Preliminary estimates based on comparable SADARM processing call for a processor capacity of about 50 MIPS, which with developing circuit densities will occupy on the order of 1 cubic inch of space. This, together with the compact self-contained optics, permits the fuze system modules to be placed almost anywhere in existing missiles as retrofit, or in future missiles, with near-universal, off-the-shelf components—saving substantial costs for development and production.
Because of more accurate fuzing and aim-point selection, smaller planar warheads may be used, which means that replacement ordnance packages containing both warhead and fuze are possible.

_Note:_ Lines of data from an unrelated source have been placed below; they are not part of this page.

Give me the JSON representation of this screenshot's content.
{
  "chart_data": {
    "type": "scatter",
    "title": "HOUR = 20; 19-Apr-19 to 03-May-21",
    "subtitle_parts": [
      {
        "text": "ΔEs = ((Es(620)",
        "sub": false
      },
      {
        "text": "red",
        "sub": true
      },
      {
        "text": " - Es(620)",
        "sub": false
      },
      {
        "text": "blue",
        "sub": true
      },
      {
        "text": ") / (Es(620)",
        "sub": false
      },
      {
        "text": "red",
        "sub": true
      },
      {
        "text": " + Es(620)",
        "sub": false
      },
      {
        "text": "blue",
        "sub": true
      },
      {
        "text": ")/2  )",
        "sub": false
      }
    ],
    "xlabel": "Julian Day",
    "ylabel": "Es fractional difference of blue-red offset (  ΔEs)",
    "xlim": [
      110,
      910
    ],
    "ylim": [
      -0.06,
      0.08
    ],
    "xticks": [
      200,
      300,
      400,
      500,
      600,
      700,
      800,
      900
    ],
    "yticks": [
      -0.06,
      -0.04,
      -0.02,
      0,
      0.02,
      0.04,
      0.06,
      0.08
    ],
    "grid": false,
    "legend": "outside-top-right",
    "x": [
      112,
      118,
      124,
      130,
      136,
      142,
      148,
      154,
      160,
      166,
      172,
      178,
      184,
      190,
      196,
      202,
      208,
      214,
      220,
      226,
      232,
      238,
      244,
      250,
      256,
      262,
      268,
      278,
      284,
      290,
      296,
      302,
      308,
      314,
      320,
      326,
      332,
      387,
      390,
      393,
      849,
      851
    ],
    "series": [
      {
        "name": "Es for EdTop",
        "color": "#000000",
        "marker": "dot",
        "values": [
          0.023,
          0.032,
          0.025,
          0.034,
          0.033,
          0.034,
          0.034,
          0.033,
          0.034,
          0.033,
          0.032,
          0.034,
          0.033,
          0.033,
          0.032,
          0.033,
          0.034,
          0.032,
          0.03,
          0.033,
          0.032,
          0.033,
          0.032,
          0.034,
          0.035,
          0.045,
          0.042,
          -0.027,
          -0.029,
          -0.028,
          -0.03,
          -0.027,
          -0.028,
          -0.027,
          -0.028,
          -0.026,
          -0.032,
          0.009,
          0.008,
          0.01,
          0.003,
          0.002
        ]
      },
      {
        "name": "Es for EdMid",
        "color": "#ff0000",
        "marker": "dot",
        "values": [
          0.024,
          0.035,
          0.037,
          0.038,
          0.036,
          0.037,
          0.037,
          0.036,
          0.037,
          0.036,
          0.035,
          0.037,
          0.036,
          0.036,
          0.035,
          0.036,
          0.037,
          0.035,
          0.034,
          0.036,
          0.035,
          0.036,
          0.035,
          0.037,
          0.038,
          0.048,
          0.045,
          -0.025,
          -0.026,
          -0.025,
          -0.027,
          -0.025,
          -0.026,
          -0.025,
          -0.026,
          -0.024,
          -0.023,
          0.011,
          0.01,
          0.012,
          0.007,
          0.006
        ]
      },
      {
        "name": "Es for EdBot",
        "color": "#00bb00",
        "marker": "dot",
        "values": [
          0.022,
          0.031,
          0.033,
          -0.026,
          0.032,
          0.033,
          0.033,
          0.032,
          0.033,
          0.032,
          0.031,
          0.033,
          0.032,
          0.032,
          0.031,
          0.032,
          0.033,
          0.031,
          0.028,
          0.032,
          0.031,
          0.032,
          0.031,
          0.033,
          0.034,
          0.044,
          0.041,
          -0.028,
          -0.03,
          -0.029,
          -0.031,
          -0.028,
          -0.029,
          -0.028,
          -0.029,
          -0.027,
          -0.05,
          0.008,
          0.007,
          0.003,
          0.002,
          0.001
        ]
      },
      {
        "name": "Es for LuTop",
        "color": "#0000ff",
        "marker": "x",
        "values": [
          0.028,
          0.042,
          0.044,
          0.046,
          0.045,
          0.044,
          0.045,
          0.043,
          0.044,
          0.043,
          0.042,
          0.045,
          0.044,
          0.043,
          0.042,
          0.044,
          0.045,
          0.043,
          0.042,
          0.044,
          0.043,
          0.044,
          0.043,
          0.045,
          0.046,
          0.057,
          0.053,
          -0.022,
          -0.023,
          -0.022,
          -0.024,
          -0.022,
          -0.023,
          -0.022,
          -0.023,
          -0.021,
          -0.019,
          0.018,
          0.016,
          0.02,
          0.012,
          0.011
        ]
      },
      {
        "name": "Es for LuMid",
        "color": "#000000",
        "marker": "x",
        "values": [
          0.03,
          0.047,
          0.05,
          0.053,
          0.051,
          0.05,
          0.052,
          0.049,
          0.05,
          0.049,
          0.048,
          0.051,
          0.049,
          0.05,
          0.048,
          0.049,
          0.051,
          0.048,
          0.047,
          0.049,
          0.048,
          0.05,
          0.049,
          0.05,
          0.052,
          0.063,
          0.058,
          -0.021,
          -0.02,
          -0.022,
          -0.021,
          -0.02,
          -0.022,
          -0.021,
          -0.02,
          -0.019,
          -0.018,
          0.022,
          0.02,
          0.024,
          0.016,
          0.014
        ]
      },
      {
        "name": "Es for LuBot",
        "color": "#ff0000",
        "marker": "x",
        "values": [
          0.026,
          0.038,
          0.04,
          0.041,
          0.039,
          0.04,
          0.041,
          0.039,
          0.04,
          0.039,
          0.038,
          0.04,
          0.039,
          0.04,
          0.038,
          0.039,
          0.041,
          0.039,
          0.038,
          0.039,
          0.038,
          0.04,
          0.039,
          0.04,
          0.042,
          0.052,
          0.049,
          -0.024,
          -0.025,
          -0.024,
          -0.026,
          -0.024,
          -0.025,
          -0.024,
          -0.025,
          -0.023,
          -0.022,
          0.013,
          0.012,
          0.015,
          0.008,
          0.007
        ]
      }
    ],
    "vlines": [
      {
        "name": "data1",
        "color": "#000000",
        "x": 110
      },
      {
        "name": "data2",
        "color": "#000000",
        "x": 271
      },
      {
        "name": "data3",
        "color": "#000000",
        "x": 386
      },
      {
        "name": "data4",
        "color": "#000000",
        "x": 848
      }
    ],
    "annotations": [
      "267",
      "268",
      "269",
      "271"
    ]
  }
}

Still more warhead weight and volume savings may be realized (at a dollar cost) by using directional warheads, making possible smaller payloads and missiles, or larger propulsion sections for a given missile length. One possible directional-warhead configuration is shown in FIG. 5, where a mass-focused warhead is spun into position pyro-technically in a few milliseconds (a proven technique). The aimable warhead, a structural member, is spun up by small tangential-thrust rocket motors after the turret bearings holding it in place are explosively unlocked. Two, three and four-sided configurations are also feasible to trade off aiming lag time. To minimize warhead steering energy requirements and stresses, it should be noted that a rough indication of miss direction may be available from the seeker up to a quarter second before intercept, with final aiming controlled by the fuze over the last 10-15 milliseconds. A warhead gain. of 4 over same-length planar warheads is achievable. Simulation involving target vulnerabilities and fuzing errors point to optimum directional warhead beams of some 20 degrees square. Electronic steering by selected nets of detonators is faster but probably results in lower gains.
While the above discussion has centered on air targets, and non-spinning or slowly-spinning missiles, other targets and carriers are of interest. For example, the imaging fuze, with appropriate algorithms fed into the microprocessor, may be used against surface targets by missiles, rockets, projectiles or bombs. Other variants may be discerned from the parent application hereof (Ser. No. 08/560,132 filed Nov. 17, 1995) now U.S. Pat. No. 5,669,581 issued on Sep. 23, 1997, the content of which is hereby incorporated herein by reference and made a part hereof.